HPIPM, which stands for High-Performance Interior Point Method, is a library providing a collection of quadratic programs (QP) and routines to manage them.
Aim of the library is to provide both stand-alone IPM solvers for the QPs and the building blocks for more complex optimization algorithms.

At the moment, three QPs types are provided: dense QPs, optimal control problem (OCP) QPs, and tree-structured OCP QPs.
These QPs are defined using C structures.
HPIPM provides routines to manage the QPs, and to convert between them.

HPIPM is written entirely in C, and it builds on top of BLASFEO~\cite{Frison2018}, that provides high-performance implementations of basic linear algebra (LA) routines, optimized for matrices of moderate size (as common in embedded optimization).
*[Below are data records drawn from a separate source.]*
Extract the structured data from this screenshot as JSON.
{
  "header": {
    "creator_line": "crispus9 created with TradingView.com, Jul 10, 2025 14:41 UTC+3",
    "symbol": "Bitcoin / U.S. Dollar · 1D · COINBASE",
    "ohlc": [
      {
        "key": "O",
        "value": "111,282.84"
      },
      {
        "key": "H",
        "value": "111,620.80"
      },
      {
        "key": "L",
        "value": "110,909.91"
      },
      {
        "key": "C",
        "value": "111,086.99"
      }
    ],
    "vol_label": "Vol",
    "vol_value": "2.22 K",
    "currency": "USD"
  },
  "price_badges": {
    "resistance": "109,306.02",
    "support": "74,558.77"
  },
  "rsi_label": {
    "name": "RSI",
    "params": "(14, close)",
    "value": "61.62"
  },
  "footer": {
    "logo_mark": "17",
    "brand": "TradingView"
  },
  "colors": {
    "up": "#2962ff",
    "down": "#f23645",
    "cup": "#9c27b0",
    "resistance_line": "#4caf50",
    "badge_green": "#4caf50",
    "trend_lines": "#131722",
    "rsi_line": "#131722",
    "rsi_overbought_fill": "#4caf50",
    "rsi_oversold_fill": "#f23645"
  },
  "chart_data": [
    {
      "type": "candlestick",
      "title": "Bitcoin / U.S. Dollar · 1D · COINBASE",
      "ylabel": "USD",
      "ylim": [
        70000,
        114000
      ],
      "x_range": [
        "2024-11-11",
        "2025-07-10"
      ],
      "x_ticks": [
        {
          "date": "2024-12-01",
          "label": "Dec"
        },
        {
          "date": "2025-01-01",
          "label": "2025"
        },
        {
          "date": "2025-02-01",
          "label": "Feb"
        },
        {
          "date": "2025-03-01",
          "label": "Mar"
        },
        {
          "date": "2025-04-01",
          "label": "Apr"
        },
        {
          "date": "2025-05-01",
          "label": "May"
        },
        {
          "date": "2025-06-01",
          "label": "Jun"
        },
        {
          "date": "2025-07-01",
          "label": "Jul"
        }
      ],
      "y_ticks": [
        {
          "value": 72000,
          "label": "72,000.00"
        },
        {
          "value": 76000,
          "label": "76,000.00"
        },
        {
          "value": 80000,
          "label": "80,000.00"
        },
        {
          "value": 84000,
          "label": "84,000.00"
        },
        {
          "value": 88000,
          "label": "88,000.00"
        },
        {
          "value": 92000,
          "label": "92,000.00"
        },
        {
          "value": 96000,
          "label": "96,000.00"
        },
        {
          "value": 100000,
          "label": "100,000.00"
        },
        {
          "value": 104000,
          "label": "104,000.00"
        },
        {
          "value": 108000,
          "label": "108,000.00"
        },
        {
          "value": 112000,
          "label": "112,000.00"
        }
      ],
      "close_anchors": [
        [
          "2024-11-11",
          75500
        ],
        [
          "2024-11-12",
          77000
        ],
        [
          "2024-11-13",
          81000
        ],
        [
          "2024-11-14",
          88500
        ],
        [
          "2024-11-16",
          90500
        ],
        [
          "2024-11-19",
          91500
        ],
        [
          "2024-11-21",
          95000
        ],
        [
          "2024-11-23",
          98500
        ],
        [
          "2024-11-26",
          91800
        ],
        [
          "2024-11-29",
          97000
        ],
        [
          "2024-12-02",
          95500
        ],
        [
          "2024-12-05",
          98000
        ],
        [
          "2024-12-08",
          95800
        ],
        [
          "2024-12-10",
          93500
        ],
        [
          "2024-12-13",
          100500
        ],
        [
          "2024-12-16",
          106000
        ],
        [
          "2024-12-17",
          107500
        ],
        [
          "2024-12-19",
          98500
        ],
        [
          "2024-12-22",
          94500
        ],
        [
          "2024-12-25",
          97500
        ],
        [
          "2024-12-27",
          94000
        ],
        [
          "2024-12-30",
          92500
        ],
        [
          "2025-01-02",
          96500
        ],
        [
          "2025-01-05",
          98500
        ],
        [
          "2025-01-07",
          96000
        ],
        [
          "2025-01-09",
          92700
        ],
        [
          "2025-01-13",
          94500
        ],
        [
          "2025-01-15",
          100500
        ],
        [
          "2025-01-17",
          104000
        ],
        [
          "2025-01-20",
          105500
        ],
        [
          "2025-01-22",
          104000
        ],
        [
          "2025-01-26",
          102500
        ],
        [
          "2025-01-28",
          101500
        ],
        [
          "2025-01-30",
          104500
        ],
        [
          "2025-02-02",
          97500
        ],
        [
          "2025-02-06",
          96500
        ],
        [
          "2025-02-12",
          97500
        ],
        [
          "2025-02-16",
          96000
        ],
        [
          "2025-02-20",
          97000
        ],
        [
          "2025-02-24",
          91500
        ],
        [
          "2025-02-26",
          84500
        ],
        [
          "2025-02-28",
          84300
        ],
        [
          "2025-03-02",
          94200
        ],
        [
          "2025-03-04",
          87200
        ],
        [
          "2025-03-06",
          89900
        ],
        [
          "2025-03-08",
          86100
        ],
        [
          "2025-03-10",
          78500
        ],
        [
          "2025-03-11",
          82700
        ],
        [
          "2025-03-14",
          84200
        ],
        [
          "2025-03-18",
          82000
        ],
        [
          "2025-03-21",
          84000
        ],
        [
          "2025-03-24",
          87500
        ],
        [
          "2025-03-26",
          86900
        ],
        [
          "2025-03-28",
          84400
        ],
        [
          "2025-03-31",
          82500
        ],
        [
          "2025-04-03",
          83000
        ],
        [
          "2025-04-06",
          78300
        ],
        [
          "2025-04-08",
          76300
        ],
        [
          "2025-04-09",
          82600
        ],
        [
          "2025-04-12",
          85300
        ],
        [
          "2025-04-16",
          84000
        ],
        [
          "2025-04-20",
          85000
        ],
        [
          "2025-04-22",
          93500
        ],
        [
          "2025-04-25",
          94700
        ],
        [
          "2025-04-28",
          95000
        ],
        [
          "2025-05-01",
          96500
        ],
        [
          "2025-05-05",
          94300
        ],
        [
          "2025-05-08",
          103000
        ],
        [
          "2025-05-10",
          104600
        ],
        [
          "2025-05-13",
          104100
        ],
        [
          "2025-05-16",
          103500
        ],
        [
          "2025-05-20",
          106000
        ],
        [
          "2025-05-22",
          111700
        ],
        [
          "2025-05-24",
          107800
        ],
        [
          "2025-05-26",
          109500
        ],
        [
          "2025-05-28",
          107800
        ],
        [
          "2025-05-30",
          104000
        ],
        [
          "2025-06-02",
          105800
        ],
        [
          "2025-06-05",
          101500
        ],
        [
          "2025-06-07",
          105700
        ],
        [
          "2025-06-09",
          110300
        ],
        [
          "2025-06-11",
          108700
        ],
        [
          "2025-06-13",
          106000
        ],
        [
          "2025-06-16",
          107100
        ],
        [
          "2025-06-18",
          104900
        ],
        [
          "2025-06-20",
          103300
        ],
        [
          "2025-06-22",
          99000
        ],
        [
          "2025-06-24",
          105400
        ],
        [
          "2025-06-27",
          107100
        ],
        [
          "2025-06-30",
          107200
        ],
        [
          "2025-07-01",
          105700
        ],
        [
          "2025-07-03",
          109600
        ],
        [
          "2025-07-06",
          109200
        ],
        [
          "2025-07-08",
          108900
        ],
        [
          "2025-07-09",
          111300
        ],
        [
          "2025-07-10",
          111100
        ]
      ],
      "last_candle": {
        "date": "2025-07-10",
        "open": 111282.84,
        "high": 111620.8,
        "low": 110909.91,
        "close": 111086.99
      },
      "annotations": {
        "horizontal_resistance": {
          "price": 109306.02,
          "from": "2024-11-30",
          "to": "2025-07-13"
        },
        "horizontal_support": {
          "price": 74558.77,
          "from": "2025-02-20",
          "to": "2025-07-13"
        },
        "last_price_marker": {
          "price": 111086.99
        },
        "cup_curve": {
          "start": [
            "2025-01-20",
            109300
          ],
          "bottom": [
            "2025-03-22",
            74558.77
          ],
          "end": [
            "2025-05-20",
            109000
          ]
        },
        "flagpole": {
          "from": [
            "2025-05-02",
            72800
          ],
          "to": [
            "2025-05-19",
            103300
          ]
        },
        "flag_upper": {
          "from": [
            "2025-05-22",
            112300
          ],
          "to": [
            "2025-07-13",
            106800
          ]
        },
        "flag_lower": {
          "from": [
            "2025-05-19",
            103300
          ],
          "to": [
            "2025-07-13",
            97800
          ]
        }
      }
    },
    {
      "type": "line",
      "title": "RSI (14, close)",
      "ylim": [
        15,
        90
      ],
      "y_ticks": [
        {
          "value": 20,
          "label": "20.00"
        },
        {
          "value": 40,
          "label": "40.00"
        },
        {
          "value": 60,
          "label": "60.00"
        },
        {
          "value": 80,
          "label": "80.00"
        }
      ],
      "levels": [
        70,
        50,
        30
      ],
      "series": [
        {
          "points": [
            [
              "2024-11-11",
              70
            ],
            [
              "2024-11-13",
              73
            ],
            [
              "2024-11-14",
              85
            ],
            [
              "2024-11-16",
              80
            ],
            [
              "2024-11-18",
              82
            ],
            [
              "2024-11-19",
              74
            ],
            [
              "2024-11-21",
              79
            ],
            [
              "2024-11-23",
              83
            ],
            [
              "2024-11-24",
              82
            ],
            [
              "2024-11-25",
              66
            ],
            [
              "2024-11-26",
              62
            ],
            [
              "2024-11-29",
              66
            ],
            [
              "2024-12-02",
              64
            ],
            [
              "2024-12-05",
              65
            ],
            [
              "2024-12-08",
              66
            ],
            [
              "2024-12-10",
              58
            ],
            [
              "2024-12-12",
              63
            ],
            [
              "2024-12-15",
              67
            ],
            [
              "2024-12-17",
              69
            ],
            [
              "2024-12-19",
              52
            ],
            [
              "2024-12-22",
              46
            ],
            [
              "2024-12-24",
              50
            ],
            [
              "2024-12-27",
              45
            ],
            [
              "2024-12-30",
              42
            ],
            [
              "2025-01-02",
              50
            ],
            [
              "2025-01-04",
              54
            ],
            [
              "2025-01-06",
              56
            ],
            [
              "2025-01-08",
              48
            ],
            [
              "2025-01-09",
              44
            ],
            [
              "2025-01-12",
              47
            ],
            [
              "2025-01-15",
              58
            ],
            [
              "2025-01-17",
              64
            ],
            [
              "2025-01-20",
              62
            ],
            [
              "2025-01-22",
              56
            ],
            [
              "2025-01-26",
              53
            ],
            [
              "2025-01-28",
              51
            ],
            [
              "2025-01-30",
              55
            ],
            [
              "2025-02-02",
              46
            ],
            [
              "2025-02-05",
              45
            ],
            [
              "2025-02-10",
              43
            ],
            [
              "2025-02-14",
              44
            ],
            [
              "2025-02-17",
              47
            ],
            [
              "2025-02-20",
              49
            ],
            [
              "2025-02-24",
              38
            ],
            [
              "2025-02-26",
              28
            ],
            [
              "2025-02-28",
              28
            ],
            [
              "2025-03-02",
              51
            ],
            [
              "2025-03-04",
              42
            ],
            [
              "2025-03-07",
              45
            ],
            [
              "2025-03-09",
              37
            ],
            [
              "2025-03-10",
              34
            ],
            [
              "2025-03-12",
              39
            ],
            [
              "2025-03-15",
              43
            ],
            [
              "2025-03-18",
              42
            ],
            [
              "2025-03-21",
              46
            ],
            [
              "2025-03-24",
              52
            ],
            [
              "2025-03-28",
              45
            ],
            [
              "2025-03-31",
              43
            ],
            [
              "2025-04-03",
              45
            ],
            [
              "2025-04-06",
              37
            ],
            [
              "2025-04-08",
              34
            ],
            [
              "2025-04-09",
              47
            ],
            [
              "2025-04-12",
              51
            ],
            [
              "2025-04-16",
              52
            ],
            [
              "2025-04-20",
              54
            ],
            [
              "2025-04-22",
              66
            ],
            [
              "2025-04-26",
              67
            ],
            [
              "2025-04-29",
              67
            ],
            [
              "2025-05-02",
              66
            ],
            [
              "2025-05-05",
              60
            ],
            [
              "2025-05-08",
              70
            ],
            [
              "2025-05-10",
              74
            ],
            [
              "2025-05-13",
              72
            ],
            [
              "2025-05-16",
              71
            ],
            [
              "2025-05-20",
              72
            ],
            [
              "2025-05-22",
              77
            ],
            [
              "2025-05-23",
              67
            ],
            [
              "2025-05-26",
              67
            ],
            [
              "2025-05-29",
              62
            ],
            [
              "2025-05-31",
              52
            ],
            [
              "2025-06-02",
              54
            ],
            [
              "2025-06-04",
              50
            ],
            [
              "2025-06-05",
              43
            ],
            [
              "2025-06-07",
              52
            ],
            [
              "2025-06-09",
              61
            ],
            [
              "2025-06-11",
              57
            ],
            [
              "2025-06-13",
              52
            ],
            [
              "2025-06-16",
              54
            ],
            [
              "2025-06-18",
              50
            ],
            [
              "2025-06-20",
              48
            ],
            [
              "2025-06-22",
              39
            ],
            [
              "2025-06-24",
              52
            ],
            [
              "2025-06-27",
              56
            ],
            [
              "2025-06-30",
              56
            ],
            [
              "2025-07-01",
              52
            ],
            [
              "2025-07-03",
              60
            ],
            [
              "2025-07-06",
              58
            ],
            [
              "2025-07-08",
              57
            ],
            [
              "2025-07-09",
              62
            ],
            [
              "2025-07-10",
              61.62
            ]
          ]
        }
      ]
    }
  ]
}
%%%%%%%%%%%%%%%%%%%%%%%%%%%%%%%%
\chapter{Dense QP}
%%%%%%%%%%%%%%%%%%%%%%%%%%%%%%%%

The dense QP is a QP in the form
\begin{align*}
\min_{v,s} & \quad \frac 1 2 \begin{bmatrix} v \\ 1 \end{bmatrix}^T \begin{bmatrix} H & g \\ g^T & 0 \end{bmatrix} \begin{bmatrix} v \\ 1 \end{bmatrix} + \frac 1 2 \begin{bmatrix} s^l \\ s^u \\ 1 \end{bmatrix}^T \begin{bmatrix} Z^l & 0 & z^l \\ 0 & Z^u & z^u \\ (z^l)^T & (z^u)^T & 0 \end{bmatrix} \begin{bmatrix} s^l \\ s^u \\ 1 \end{bmatrix} \\
\text{s.t.} & \quad A v = b, \\
& \quad \begin{bmatrix} \underline v \\ \underline d \end{bmatrix} \leq \begin{bmatrix} J_{b,v} \\ C \end{bmatrix} v + \begin{bmatrix} J_{s,v} \\ J_{s,g} \end{bmatrix} s^l, \\
& \quad \begin{bmatrix} J_{b,v} \\ C \end{bmatrix} v - \begin{bmatrix} J_{s,v} \\ J_{s,g} \end{bmatrix} s^u \leq \begin{bmatrix} \overline v \\ \overline d \end{bmatrix}, \\
& \quad s^l\geq \underline s^l, \\
& \quad s^u\geq \underline s^u,
\end{align*}
where $v$ are the primal variables, $s^l$ ($s^u$) are the slack variables of the soft lower (upper) constraints.
The matrices $J_{\dots}$ are made of rows from identity matrices.
Furthermore, note that the constraint matrix with respect to $v$ is the same for the upper and the lower constraints.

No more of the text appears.